= William P. Dunbar =

American physician

William Philipps Dunbar (1863 in Minnesota – 1922) was an American physician, director of the State Hygienic Institute in Hamburg, who made seminal discoveries about cholera control and allergies, including identifying the allergen in grass pollen and cat fur. He performed some of the earliest experiments in desensitizing pollen injection therapy.

== Overview ==

In September 1892 Dunbar went to Hamburg to help deal with a disastrous cholera epidemic. He improved the detection procedure for the cholera and other pest pathogens. He developed a regular methodology for monitoring the river and tap water, which was especially significant as this was a primary means for the spread of cholera. His pioneering research in city sanitation led the European Water Association to award a "Dunbar Medal" for outstanding scientific contributions to the waste water treatment and water protection. The "Dunbar Medal" was first awarded in 1973, and is awarded every three years.

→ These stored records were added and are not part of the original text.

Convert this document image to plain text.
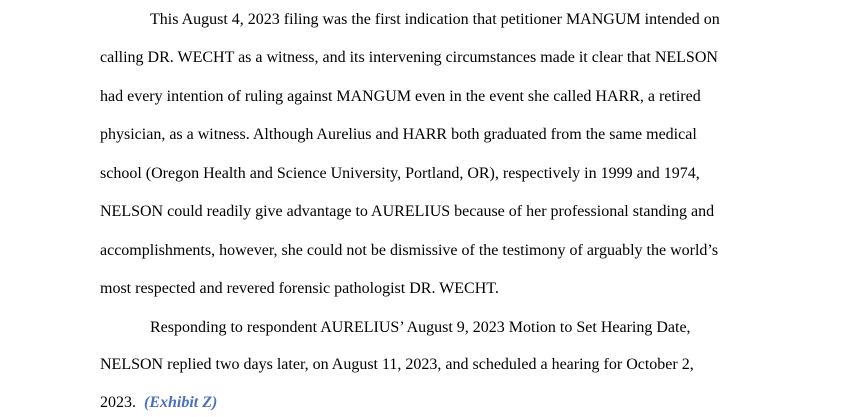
This August 4, 2023 filing was the first indication that petitioner MANGUM intended on
calling DR. WECHT as a witness, and its intervening circumstances made it clear that NELSON
had every intention of ruling against MANGUM even in the event she called HARR, a retired
physician, as a witness. Although Aurelius and HARR both graduated from the same medical
school (Oregon Health and Science University, Portland, OR), respectively in 1999 and 1974,
NELSON could readily give advantage to AURELIUS because of her professional standing and
accomplishments, however, she could not be dismissive of the testimony of arguably the world’s
most respected and revered forensic pathologist DR. WECHT.
Responding to respondent AURELIUS’ August 9, 2023 Motion to Set Hearing Date,
NELSON replied two days later, on August 11, 2023, and scheduled a hearing for October 2,
2023.  (Exhibit Z)
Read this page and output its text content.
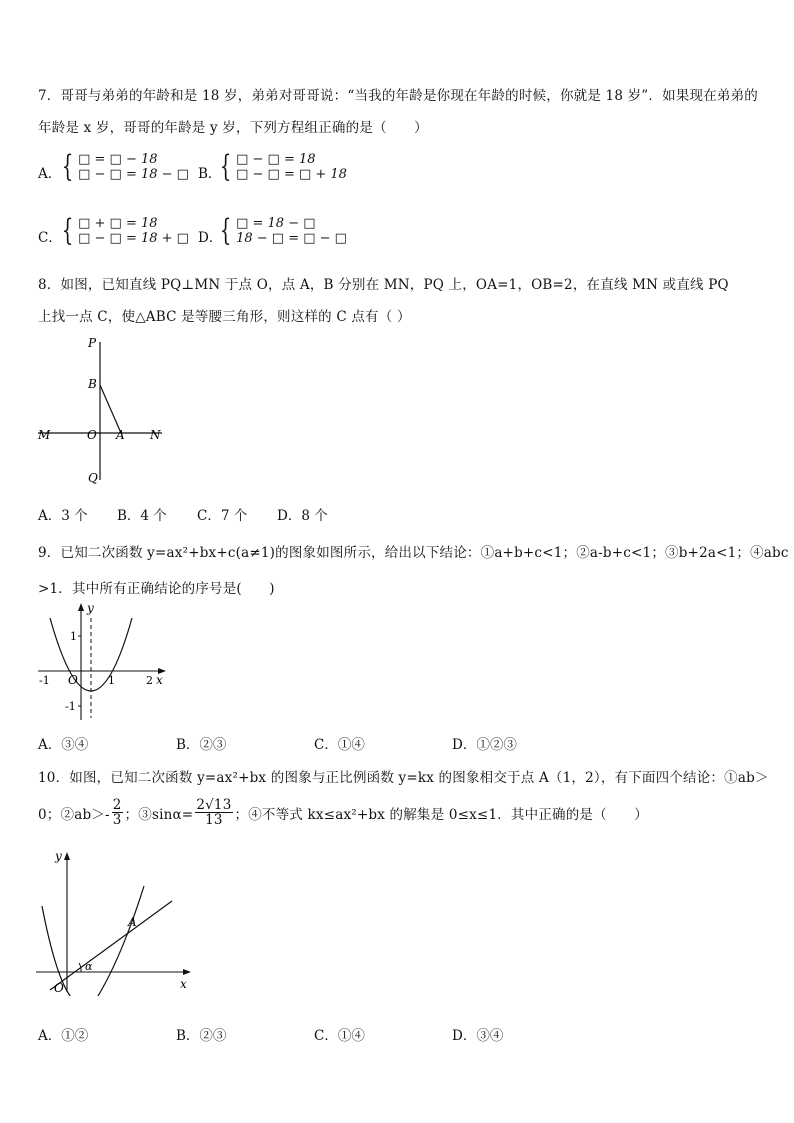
7．哥哥与弟弟的年龄和是 18 岁，弟弟对哥哥说：“当我的年龄是你现在年龄的时候，你就是 18 岁”．如果现在弟弟的
年龄是 x 岁，哥哥的年龄是 y 岁，下列方程组正确的是（　　）
A． { □ = □ − 18
□ − □ = 18 − □ B．
{ □ − □ = 18
□ − □ = □ + 18
C． { □ + □ = 18
□ − □ = 18 + □ D．
{ □ = 18 − □
18 − □ = □ − □
8．如图，已知直线 PQ⊥MN 于点 O，点 A，B 分别在 MN，PQ 上，OA=1，OB=2，在直线 MN 或直线 PQ
上找一点 C，使△ABC 是等腰三角形，则这样的 C 点有（ ）
P
B
M	O A N
Q
A．3 个 B．4 个 C．7 个 D．8 个
9．已知二次函数 y=ax²+bx+c(a≠1)的图象如图所示，给出以下结论：①a+b+c<1；②a-b+c<1；③b+2a<1；④abc
>1．其中所有正确结论的序号是(　　)
y
x
1
-1
-1 O	1	2
A．③④	B．②③	C．①④	D．①②③
10．如图，已知二次函数 y=ax²+bx 的图象与正比例函数 y=kx 的图象相交于点 A（1，2），有下面四个结论：①ab＞
0；②ab＞- $\frac{2}{3}$ ；③sinα= $\frac{2√13}{13}$ ；④不等式 kx≤ax²+bx 的解集是 0≤x≤1．其中正确的是（　　）
y
x
A
α
O
A．①②	B．②③	C．①④	D．③④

== Allergy control contributions ==
Dunbar devised techniques for collecting pure pollen, because sample contamination had previously led to unverifiable results. He developed methodologies for testing patients' sensitivity to certain pollens by minuscule exposure to pollen via their eyes or nasal passages, By using high-quality lab techniques, he was able to eliminate a number of theories about "hay fever" that were current in the late 1800s. Dunbar determined that it was the dried cat saliva on cat hair that caused the allergic reaction. With regard to grass pollen, Dunbar identified the albumin fraction as the active toxin, discovered changes in the blood that accompanied exposure to the pollen, and was able to grade individual's relative susceptibility to each type of pollen. Much of his work on allergies is summed up in his 1913 publication "The present state of knowledge of hay fever".